Are these metrics adequate for all? Absolutely not. The majority of these only address members that are engaged as a sponsor, attendee, or volunteer. Remember participation does not equal engagement!
What about the member that is interested in advocacy? Is there a way to measure their engagement?
- Number of responses to advocacy calls to action; letters to legislators, phone calls to legislators.
- Visits to City/County council sessions when there is a business issue on the table.
- Attendance on State House or Washington trips.
With the strengthening of organization presence on social media, online engagement provides very clear tools for measurement:
- Commenting on organization social content; sharing it on their own social media sites.
- Visiting and using their “member only” organization website tools.
- Opening organization emails.
So many of the things an organization does for its members are what I call “tangible, intangibles”. It’s not like analyzing revenue or retention. Engagement is a mutual exchange of value. We have something members need and we need the member. The only way we can adequately measure our effectiveness is to do the work of analyzing member engagement individually. It sounds daunting; it is daunting. However, it is work that will yield long term results. I would suggest the following as you try to keep your members coming back and adapt to new needs as they arise.
- Use, use, use your database.
- Establish some sort of scoring system for engagement using your organization’s primary objectives and how aligned members are to those objectives. Call this a Member Engagement Ranking.
- You must ask them what they need in order for their business to succeed. If you do this, you will find out what is most relevant to them, identify a solution from your organization and get them engaged in a way that will build their loyalty to you.
- Continue to evaluate the success of your programs, events, benefits and advocacy. It must be fluid to meet changing cycles, economic shifts, demographic changes, etc.

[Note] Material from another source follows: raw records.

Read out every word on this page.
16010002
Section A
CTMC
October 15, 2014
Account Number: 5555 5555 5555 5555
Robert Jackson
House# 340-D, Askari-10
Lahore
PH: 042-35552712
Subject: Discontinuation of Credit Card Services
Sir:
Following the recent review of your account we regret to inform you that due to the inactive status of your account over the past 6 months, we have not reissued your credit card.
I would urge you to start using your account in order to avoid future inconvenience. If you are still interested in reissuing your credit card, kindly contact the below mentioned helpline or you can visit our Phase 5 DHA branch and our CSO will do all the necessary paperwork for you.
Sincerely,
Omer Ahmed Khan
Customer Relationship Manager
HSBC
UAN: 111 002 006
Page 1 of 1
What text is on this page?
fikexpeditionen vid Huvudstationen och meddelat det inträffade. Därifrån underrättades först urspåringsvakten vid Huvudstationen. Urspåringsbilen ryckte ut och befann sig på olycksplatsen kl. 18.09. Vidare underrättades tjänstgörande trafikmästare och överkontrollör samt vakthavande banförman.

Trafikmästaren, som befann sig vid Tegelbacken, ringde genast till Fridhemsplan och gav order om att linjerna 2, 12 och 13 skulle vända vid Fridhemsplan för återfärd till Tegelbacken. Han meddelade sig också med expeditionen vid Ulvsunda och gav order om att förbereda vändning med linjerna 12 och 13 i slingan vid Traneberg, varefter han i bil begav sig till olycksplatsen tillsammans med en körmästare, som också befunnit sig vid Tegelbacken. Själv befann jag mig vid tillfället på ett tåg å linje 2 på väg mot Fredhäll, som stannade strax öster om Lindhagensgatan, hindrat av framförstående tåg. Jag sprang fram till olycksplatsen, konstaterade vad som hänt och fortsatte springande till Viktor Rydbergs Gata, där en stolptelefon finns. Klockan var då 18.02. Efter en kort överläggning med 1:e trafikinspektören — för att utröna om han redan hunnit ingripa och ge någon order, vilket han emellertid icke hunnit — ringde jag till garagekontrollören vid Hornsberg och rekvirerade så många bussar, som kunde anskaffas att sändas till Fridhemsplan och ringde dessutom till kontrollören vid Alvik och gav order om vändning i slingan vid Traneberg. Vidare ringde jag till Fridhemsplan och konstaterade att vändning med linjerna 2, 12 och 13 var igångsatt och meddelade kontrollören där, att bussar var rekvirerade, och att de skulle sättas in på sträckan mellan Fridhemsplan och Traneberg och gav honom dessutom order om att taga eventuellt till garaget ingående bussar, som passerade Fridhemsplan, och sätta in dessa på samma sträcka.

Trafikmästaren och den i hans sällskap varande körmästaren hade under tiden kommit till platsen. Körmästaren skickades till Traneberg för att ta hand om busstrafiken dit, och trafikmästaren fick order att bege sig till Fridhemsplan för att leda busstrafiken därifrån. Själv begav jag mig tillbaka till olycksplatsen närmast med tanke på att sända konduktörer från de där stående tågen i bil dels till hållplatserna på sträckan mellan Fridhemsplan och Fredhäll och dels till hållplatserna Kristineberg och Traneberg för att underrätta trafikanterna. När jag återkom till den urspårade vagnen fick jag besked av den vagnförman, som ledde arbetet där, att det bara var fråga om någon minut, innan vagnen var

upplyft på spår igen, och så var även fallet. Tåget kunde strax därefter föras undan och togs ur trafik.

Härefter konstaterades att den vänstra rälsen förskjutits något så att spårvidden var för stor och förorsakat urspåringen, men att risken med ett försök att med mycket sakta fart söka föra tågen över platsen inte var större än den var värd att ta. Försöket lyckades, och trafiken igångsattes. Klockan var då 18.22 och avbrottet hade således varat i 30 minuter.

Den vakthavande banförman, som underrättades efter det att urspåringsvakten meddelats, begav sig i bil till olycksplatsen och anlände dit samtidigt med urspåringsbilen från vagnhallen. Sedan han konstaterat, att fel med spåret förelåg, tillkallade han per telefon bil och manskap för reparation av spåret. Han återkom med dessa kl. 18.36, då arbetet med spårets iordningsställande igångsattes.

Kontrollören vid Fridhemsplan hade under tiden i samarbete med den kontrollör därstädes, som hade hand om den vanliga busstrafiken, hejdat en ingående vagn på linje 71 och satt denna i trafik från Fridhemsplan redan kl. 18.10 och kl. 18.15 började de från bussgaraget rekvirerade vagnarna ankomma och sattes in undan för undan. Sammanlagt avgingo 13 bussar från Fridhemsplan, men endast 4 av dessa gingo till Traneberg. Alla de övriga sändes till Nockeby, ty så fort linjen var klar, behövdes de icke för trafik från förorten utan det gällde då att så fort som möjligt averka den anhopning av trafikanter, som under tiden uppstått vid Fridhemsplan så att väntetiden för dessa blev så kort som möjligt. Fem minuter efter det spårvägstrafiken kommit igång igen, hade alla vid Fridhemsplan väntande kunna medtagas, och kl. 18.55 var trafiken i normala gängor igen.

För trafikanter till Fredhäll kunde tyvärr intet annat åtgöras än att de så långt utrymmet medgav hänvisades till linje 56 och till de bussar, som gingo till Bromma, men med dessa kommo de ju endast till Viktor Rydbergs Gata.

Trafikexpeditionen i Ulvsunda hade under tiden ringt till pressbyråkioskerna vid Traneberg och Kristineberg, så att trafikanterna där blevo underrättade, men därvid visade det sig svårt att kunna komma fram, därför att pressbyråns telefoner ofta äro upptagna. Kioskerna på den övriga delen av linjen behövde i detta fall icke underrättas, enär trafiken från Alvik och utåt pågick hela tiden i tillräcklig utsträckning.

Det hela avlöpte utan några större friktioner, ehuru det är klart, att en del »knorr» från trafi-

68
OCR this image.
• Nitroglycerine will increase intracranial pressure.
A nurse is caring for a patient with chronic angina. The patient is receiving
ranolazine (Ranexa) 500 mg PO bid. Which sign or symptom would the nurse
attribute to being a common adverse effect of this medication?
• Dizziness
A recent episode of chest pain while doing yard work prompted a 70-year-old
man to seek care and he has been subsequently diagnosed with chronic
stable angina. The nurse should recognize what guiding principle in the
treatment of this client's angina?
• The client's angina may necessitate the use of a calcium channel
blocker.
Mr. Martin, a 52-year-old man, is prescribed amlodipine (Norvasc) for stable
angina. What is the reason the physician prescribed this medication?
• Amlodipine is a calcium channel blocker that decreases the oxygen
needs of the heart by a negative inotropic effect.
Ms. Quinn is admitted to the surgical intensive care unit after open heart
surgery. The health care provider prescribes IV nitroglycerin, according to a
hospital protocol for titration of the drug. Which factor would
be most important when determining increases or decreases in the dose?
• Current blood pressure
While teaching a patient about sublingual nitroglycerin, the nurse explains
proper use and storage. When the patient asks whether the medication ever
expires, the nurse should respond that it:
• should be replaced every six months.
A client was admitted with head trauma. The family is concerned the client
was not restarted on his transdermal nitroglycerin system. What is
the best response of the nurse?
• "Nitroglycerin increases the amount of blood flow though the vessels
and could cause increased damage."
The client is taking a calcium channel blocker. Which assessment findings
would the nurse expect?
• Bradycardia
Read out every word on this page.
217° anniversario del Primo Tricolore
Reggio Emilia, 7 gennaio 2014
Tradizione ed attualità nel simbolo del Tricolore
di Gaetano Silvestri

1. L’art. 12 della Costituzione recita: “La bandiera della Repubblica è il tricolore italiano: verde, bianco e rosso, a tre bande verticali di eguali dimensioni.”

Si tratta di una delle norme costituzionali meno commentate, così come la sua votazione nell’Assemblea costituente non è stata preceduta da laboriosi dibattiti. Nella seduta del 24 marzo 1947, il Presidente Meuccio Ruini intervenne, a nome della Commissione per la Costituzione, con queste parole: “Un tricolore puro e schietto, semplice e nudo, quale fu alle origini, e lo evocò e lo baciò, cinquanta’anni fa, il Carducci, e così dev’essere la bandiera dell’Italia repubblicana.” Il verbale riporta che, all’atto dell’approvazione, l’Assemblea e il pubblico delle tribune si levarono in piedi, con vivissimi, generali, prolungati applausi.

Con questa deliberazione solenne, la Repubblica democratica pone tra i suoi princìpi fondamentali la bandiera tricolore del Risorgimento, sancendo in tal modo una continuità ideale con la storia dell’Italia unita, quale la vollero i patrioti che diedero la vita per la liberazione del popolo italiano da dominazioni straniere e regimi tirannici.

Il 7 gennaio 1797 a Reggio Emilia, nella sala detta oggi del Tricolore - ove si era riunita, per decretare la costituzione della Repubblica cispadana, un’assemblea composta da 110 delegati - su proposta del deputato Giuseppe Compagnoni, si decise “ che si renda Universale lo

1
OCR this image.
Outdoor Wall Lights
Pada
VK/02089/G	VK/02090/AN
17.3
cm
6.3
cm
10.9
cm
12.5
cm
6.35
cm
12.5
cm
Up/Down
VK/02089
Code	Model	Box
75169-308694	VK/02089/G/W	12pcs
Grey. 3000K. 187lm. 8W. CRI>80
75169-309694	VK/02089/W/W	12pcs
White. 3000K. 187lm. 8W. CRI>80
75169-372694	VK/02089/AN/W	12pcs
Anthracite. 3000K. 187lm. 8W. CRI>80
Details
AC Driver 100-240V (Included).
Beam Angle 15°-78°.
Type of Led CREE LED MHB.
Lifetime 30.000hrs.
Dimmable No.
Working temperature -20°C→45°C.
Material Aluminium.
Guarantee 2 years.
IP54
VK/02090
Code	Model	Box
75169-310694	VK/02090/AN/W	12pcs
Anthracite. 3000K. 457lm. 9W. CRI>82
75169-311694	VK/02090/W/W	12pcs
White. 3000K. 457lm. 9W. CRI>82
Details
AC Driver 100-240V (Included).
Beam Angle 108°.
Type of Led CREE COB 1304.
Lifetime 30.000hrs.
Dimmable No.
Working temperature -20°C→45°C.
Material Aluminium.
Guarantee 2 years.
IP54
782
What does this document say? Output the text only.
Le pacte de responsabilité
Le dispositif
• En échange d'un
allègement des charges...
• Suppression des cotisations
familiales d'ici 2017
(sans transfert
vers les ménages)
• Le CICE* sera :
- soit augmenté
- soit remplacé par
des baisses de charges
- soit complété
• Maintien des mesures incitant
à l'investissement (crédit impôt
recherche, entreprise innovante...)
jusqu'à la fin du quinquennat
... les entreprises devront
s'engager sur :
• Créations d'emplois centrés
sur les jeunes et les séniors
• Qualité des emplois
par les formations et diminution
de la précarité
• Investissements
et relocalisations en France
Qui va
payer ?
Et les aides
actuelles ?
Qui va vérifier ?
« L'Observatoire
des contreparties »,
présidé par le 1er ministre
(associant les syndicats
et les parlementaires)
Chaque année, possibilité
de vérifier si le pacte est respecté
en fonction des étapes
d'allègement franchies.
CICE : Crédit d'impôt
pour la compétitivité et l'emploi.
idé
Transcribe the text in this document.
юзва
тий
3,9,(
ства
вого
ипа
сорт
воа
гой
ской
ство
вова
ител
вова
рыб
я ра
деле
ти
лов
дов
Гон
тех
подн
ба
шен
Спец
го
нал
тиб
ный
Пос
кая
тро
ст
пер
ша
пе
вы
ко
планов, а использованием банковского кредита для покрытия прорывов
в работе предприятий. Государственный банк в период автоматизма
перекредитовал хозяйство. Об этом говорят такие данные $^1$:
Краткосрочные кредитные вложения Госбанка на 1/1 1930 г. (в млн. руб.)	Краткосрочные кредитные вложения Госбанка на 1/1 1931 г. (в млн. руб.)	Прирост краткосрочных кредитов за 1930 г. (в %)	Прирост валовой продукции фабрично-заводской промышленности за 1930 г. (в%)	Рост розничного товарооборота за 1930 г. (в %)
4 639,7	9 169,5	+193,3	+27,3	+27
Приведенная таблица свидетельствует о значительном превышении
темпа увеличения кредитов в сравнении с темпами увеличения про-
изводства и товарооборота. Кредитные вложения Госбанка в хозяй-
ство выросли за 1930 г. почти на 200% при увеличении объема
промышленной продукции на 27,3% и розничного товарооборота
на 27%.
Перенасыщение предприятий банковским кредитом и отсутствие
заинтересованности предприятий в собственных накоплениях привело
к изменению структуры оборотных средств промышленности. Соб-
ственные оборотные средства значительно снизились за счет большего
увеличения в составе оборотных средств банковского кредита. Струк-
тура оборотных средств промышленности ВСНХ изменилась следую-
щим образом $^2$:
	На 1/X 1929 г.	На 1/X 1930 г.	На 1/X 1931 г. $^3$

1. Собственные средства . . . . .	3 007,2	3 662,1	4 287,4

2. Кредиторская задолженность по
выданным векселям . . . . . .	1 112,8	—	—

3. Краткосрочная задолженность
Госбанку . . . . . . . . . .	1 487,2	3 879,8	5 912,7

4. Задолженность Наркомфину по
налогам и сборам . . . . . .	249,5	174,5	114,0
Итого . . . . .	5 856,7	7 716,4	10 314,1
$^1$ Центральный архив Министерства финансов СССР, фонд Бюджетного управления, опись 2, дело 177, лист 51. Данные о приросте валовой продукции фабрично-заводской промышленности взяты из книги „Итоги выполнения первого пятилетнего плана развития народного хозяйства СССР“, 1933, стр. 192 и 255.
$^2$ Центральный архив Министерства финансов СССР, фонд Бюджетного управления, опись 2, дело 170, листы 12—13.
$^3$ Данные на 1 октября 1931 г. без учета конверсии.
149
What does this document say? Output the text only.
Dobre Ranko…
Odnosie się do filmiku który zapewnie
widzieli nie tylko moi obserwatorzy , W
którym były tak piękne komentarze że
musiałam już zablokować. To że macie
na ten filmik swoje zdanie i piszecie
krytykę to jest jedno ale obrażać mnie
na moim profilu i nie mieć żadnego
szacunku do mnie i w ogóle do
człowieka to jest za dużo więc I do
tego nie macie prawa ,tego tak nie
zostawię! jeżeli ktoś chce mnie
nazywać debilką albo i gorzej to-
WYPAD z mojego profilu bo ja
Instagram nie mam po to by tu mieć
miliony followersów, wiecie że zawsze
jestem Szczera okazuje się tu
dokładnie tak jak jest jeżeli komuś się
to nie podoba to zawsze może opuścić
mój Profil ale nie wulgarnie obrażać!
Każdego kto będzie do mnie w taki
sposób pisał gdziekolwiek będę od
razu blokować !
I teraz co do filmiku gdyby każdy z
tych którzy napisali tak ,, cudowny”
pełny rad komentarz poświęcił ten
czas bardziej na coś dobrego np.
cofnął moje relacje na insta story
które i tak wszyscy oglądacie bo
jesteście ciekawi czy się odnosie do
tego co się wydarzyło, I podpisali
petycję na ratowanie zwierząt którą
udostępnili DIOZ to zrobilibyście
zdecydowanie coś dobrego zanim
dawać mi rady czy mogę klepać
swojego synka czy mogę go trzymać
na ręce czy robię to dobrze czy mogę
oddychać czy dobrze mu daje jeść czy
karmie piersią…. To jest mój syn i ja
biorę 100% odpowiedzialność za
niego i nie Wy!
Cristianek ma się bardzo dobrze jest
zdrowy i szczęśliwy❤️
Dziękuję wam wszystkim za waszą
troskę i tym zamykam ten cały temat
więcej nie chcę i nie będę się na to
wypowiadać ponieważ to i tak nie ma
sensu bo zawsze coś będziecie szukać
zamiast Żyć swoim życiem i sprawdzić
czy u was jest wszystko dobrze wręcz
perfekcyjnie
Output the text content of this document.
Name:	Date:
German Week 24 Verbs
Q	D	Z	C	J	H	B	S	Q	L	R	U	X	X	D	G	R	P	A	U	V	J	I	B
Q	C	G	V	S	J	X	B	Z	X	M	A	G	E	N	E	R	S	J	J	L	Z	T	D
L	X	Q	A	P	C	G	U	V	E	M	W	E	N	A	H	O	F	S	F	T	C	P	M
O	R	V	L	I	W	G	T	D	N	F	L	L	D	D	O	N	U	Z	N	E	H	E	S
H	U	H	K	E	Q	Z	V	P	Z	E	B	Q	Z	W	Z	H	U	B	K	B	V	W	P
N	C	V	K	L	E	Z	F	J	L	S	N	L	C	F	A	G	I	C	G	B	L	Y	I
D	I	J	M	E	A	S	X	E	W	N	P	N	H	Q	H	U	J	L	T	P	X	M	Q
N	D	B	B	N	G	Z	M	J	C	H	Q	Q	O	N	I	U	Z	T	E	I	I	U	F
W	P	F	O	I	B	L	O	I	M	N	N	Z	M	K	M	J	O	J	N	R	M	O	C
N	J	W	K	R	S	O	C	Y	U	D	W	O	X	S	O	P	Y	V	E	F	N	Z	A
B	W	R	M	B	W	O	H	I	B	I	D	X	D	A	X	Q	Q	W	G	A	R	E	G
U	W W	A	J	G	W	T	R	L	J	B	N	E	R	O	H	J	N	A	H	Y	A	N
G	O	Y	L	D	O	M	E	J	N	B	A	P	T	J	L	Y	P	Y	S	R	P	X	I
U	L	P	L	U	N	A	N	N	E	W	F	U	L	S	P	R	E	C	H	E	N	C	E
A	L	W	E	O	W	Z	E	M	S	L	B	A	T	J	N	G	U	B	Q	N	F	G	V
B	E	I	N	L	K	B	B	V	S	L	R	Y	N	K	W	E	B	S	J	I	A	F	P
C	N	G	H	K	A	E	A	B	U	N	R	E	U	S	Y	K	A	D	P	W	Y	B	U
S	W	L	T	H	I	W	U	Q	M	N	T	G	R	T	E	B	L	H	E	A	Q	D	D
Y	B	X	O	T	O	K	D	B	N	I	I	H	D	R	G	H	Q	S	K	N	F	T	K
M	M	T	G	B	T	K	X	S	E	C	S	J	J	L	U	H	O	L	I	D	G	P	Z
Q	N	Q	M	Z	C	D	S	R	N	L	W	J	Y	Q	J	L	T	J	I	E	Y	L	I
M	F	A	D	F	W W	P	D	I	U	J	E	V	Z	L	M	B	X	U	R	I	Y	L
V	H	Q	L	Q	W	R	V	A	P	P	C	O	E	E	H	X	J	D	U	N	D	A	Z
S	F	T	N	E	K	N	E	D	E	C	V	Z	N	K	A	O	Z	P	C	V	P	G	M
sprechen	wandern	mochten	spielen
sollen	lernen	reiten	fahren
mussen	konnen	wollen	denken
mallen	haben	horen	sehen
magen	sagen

We understand that measuring engagement is difficult. It’s individual and it requires both an analysis of the data you have and face time with your members. Everything moves so fast now. The instant you become irrelevant, that member moves on to something that will provide the solutions they need. If you are going to maintain relevance in this space, you are going to have to do this work.
Measuring the engagement of each and every individual of your organization may be the hardest thing you will ever do, but probably the best thing you could ever do for keeping your organization strong and sustainable.